La recherche documentaire a porté sur des ouvrages généraux, des documents statistiques et cartographiques consultés dans les bibliothèques et sites web, et susceptibles de fournir les informations et les données nécessaires à la compréhension du sujet. Il s’agit en particulier des écrits de A. D. Déza (2017) « Cartographie de la pauvreté non financière dans le district d’Abidjan à partir du recensement général de la population et de l’habitat 2014 de la Côte d’Ivoire », de K. M. Diby (2018) « Pauvreté urbaine et émergence d’initiatives économiques informelles de survie à Abobo, une commune de l’espace périphérique nord d’Abidjan en Côte d’Ivoire », de la Banque Mondiale (2019) « Perspectives économiques en Côte d’Ivoire : huit graphiques pour comprendre les enjeux de l’urbanisation », de K. I. Yéo (2019) « Moteurs de l’économie informelle en Côte d’Ivoire, Actes de la conférence internationale, Enjeux et perspectives économiques en Afrique francophone », du Ministère du Plan et du Développement (2020) « Atlas national de l’aménagement et du développement du territoire », etc.

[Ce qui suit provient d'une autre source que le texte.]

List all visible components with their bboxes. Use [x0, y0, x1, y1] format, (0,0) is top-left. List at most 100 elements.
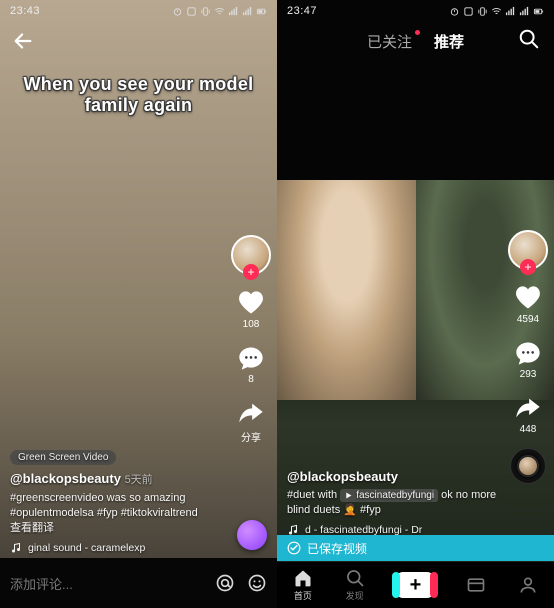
- nav-inbox[interactable]: [466, 575, 486, 595]
- comment-bar: 添加评论...: [0, 558, 277, 608]
- video-description[interactable]: #duet with fascinatedbyfungi ok no more …: [287, 488, 498, 518]
- profile-icon: [518, 575, 538, 595]
- like-button[interactable]: 108: [237, 289, 265, 330]
- video-description[interactable]: #greenscreenvideo was so amazing #opulen…: [10, 491, 221, 521]
- status-icons: [449, 6, 544, 17]
- desc-pre: #duet with: [287, 489, 337, 501]
- author-handle-text: @blackopsbeauty: [10, 471, 121, 486]
- inbox-icon: [466, 575, 486, 595]
- action-rail: + 4594 293 448: [508, 230, 548, 483]
- emoji-icon[interactable]: [247, 573, 267, 593]
- heart-icon: [237, 289, 265, 317]
- nfc-icon: [186, 6, 197, 17]
- like-count: 4594: [517, 314, 539, 325]
- share-button[interactable]: 分享: [237, 399, 265, 444]
- battery-icon: [533, 6, 544, 17]
- caption-line-1: When you see your model: [24, 74, 254, 95]
- heart-icon: [514, 284, 542, 312]
- duet-left-pane: [277, 180, 416, 400]
- status-time: 23:47: [287, 5, 317, 17]
- vibrate-icon: [200, 6, 211, 17]
- translate-hint[interactable]: 查看翻译: [10, 521, 221, 536]
- share-count: 448: [520, 424, 537, 435]
- nav-profile[interactable]: [518, 575, 538, 595]
- comment-count: 8: [248, 374, 254, 385]
- phone-right: 23:47 已关注 推荐: [277, 0, 554, 608]
- play-icon: [344, 491, 353, 500]
- effects-fab[interactable]: [237, 520, 267, 550]
- check-circle-icon: [287, 541, 301, 555]
- tab-following-label: 已关注: [367, 34, 412, 51]
- alarm-icon: [449, 6, 460, 17]
- comment-icon: [514, 339, 542, 367]
- share-icon: [237, 399, 265, 427]
- arrow-left-icon: [12, 30, 34, 52]
- comment-button[interactable]: 8: [237, 344, 265, 385]
- sound-row[interactable]: ginal sound - caramelexp: [10, 542, 221, 554]
- comment-icon: [237, 344, 265, 372]
- duet-with-pill[interactable]: fascinatedbyfungi: [340, 489, 438, 503]
- tab-following[interactable]: 已关注: [367, 31, 412, 52]
- effect-pill[interactable]: Green Screen Video: [10, 450, 116, 465]
- video-meta: Green Screen Video @blackopsbeauty 5天前 #…: [10, 447, 221, 554]
- nav-create[interactable]: +: [396, 572, 434, 598]
- share-button[interactable]: 448: [514, 394, 542, 435]
- author-handle[interactable]: @blackopsbeauty: [287, 469, 498, 484]
- follow-plus-icon[interactable]: +: [243, 264, 259, 280]
- share-icon: [514, 394, 542, 422]
- signal-icon: [228, 6, 239, 17]
- tab-recommend[interactable]: 推荐: [434, 31, 464, 52]
- duet-with-label: fascinatedbyfungi: [356, 489, 434, 503]
- mention-icon[interactable]: [215, 573, 235, 593]
- alarm-icon: [172, 6, 183, 17]
- comment-input[interactable]: 添加评论...: [10, 574, 203, 593]
- music-note-icon: [10, 542, 22, 554]
- saved-banner-text: 已保存视频: [307, 540, 367, 557]
- search-icon: [518, 28, 540, 50]
- notification-dot-icon: [415, 30, 420, 35]
- video-meta: @blackopsbeauty #duet with fascinatedbyf…: [287, 469, 498, 536]
- caption-line-2: family again: [85, 95, 193, 116]
- nfc-icon: [463, 6, 474, 17]
- back-button[interactable]: [12, 30, 34, 57]
- tab-recommend-label: 推荐: [434, 34, 464, 51]
- search-button[interactable]: [518, 28, 540, 55]
- nav-home[interactable]: 首页: [293, 568, 313, 602]
- avatar-icon: +: [231, 235, 271, 275]
- create-button: +: [396, 572, 434, 598]
- comment-count: 293: [520, 369, 537, 380]
- status-time: 23:43: [10, 5, 40, 17]
- plus-icon: +: [410, 575, 422, 595]
- saved-banner[interactable]: 已保存视频: [277, 535, 554, 561]
- author-handle[interactable]: @blackopsbeauty 5天前: [10, 471, 221, 487]
- discover-icon: [345, 568, 365, 588]
- nav-home-label: 首页: [294, 589, 312, 602]
- follow-plus-icon[interactable]: +: [520, 259, 536, 275]
- sound-disc[interactable]: [511, 449, 545, 483]
- bottom-nav: 首页 发现 +: [277, 562, 554, 608]
- disc-icon: [511, 449, 545, 483]
- status-bar: 23:43: [0, 0, 277, 22]
- author-avatar-button[interactable]: +: [231, 235, 271, 275]
- share-label: 分享: [241, 429, 261, 444]
- post-age: 5天前: [125, 474, 153, 486]
- nav-discover[interactable]: 发现: [345, 568, 365, 602]
- action-rail: + 108 8 分享: [231, 235, 271, 444]
- signal-icon: [505, 6, 516, 17]
- avatar-icon: +: [508, 230, 548, 270]
- signal2-icon: [242, 6, 253, 17]
- wifi-icon: [491, 6, 502, 17]
- status-icons: [172, 6, 267, 17]
- battery-icon: [256, 6, 267, 17]
- screenshot-stage: 23:43 When you see your model family aga…: [0, 0, 554, 608]
- video-caption-overlay: When you see your model family again: [0, 74, 277, 116]
- wifi-icon: [214, 6, 225, 17]
- nav-discover-label: 发现: [346, 589, 364, 602]
- author-avatar-button[interactable]: +: [508, 230, 548, 270]
- like-button[interactable]: 4594: [514, 284, 542, 325]
- home-icon: [293, 568, 313, 588]
- vibrate-icon: [477, 6, 488, 17]
- comment-button[interactable]: 293: [514, 339, 542, 380]
- sound-name: ginal sound - caramelexp: [28, 542, 145, 554]
- phone-left: 23:43 When you see your model family aga…: [0, 0, 277, 608]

En plus de l’appropriation des travaux antérieurs, des visites de terrain menées de février à juin 2022, corrélées à l’observation ont permis d’avoir un aperçu général sur la typologie de l’économie informelle et sa distribution spatiale dans les dix communes de la ville d’Abidjan.

Aussi, ces investigations ont permis de déterminer le profil sociodémographique des différents acteurs, les raisons de leur insertion dans cette économie, etc. Cette étape a été complétée par des entretiens et un questionnaire réalisés dans les dix communes de la ville d’Abidjan.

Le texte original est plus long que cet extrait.